‘A lot of waiting, watching and partying while Rome burns’: Confessions of an ad tech exec on the third-party cookie delay
This article is part of our Confessions series, in which we trade anonymity for candor to get an unvarnished look at the people, processes and problems inside the industry. More from the series →
Earlier this year, Google once again delayed the death of the third-party cookie in its browser but left some to speculate that this isn’t the last time the deadline will be moved. While other companies, particularly Apple, have made massive privacy shifts that have started to reshape the industry, there’s still a sense of limbo to the ad tech space, given Google’s size and influence.
In the latest edition of our Confessions series, in which we trade anonymity for candor, we hear from a senior exec at an ad tech company about what that limbo is like, how it affects relationships with clients and what he wishes the industry would change.
This conversation has been lightly edited and condensed for clarity.
Google delayed the death of the third-party cookie again earlier this year. Have there been any ripple effects?
Interestingly enough, I’ve had some pretty large data vendors say they aren’t taking on any new DSP customers. It seems like they’re just waiting for [their] world to implode, essentially. Some of these folks — very large companies — have sent very curt emails like, “We’re not taking on any new people to our data marketplace in anticipation of these things happening.” It seems like some people in the ecosystem are throwing up their hands.
I don’t feel like a lot of people know what’s coming next and it seems like a lot of people are freaked out about it, to be totally honest. Some companies are trying to be forward thinking and do things like UID but there’s a general sense of people throwing up their hands and waiting to die. Others are in this wait and see mode. Then there are the people pushing repacked, dodgy non-solutions that don’t seem to move the needle at all.
How does another delay affect conversations with clients?
Ad tech is probably the least customer empathetic industry, on the level of banking. The customers and vendors truly do not talk, even though many millions of dollars move between them. There’s a general ignorance of how these different players operate. A lot of ad tech vendors, because they don’t have good solutions to this, they just sell the black box. It’s a lot of puffery. That’s where a lot of people have defaulted. It’s not great.
On the agency side — there’s a lot of great agencies that seek to understand — but it seems like there are a lot of agencies not asking pointed questions because they don’t want pointed answers. It’s kind of like, “I didn’t hear that,” like they want to take things at face value out of either ignorance or self preservation. Someone says, “I’ve got this audience of X people” and they’re trying to reach X people so they aren’t going to dig into the methodology on how the audience was constructed or ask too many hard questions because at the end of the day I can tell my client that we ran it for the X people audience.
Are people sick of this sort of limbo that’s been ongoing from Google?

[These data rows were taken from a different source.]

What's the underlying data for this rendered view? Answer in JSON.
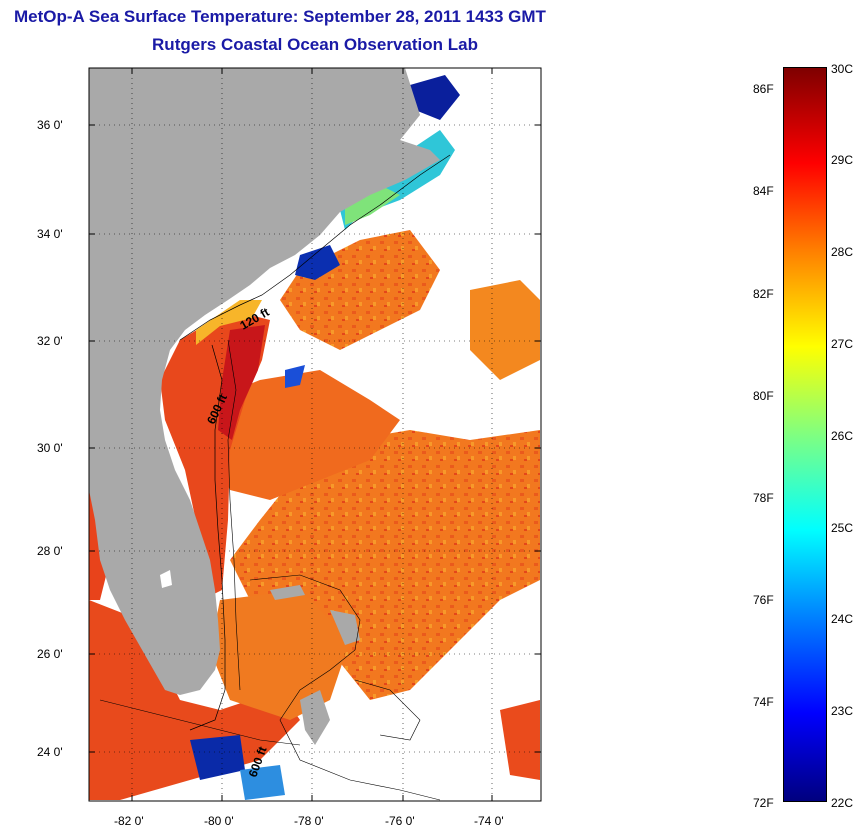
{
  "header": {
    "title": "MetOp-A Sea Surface Temperature:  September 28, 2011 1433 GMT",
    "subtitle": "Rutgers Coastal Ocean Observation Lab"
  },
  "map": {
    "lat_ticks": [
      "36 0'",
      "34 0'",
      "32 0'",
      "30 0'",
      "28 0'",
      "26 0'",
      "24 0'"
    ],
    "lon_ticks": [
      "-82 0'",
      "-80 0'",
      "-78 0'",
      "-76 0'",
      "-74 0'"
    ],
    "contour_labels": [
      "120 ft",
      "600 ft",
      "600 ft"
    ],
    "colors": {
      "land": "#a9a9a9",
      "ocean_warm": "#f47a1e",
      "ocean_hot": "#e02a1a",
      "coastal_cool": "#29c7e0",
      "cold": "#0a1f9c"
    }
  },
  "colorbar": {
    "fahrenheit": [
      "86F",
      "84F",
      "82F",
      "80F",
      "78F",
      "76F",
      "74F",
      "72F"
    ],
    "celsius": [
      "30C",
      "29C",
      "28C",
      "27C",
      "26C",
      "25C",
      "24C",
      "23C",
      "22C"
    ],
    "range_c": [
      22,
      30
    ],
    "colormap": [
      "#00007f",
      "#0000ff",
      "#0080ff",
      "#00ffff",
      "#80ff80",
      "#ffff00",
      "#ff8000",
      "#ff0000",
      "#7f0000"
    ]
  }
}
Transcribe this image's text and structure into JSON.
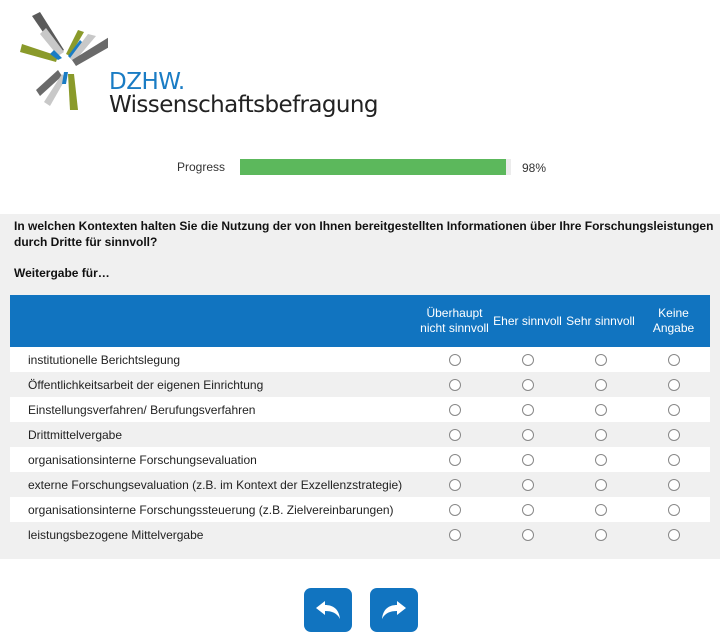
{
  "logo": {
    "line1": "DZHW.",
    "line2": "Wissenschaftsbefragung"
  },
  "progress": {
    "label": "Progress",
    "value": 98,
    "display": "98%",
    "color": "#5cb85c"
  },
  "question": {
    "text": "In welchen Kontexten halten Sie die Nutzung der von Ihnen bereitgestellten Informationen über Ihre Forschungsleistungen durch Dritte für sinnvoll?",
    "subtext": "Weitergabe für…"
  },
  "matrix": {
    "columns": [
      "Überhaupt nicht sinnvoll",
      "Eher sinnvoll",
      "Sehr sinnvoll",
      "Keine Angabe"
    ],
    "rows": [
      "institutionelle Berichtslegung",
      "Öffentlichkeitsarbeit der eigenen Einrichtung",
      "Einstellungsverfahren/ Berufungsverfahren",
      "Drittmittelvergabe",
      "organisationsinterne Forschungsevaluation",
      "externe Forschungsevaluation (z.B. im Kontext der Exzellenzstrategie)",
      "organisationsinterne Forschungssteuerung (z.B. Zielvereinbarungen)",
      "leistungsbezogene Mittelvergabe"
    ],
    "header_color": "#1174c0"
  },
  "navigation": {
    "back_icon": "undo-arrow-icon",
    "next_icon": "redo-arrow-icon"
  }
}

Yeah. I think everybody’s tired of waiting. You can’t plan until you know. The focus is less on Google, to be honest. People are generally more annoyed with Apple than they are with Google. It seems like Google is making a lot of good faith efforts to bridge the gap and make it work for everyone. The general view of Apple is that their privacy focus is a cynical money grab. I don’t think I’ve heard anyone in the industry say that Apple is working in good faith with their privacy initiatives. It’s all about curtailing outside access, they’re rent-seeking for [access] to their devices.
The lack of control when it comes to the future has to be hard to manage.
Yeah. The vendors who are like, ‘“We’re not taking new customers,” those are the ones who are throwing up their hands. Some are innovating like with the UID. But it feels like you’re in the middle of a river with a very strong current heading in a very specific direction. At best, you’ll be able to hold on to this rock for a while. It’s not like where it was before. You’re never going to be able to get to where you were before. Anyone that tells you they can get you there is probably lying or doing something illegal. It’s only a matter of time before you fall asleep and let go of the rock. I’d like to see fewer band-aid solutions and more of reworking the system from the ground up. It’s a lot of waiting, watching and partying while Rome burns.
What do you wish people would do to make this industry transition easier?
It’s not all doom and gloom. There are people doing interesting things, working to incrementally fix stuff. But it’s only a matter of time. People aren’t going to be like, “You know what? Less privacy is a great idea!” Consumers are never going to do that. No one is ever going to be happy about that. I would like the industry to get over its own delusions and meaningfully embrace something that works for publishers, works for ad tech companies, works for advertisers and level-set expectations as a new norm. It won’t be as good as it was before outcome-wise but we’ll see what happens. I think it can still be good, really good. If all the various players have a say and the end consumers’ privacy is better respected, I’m hopeful the industry can evolve to a better place.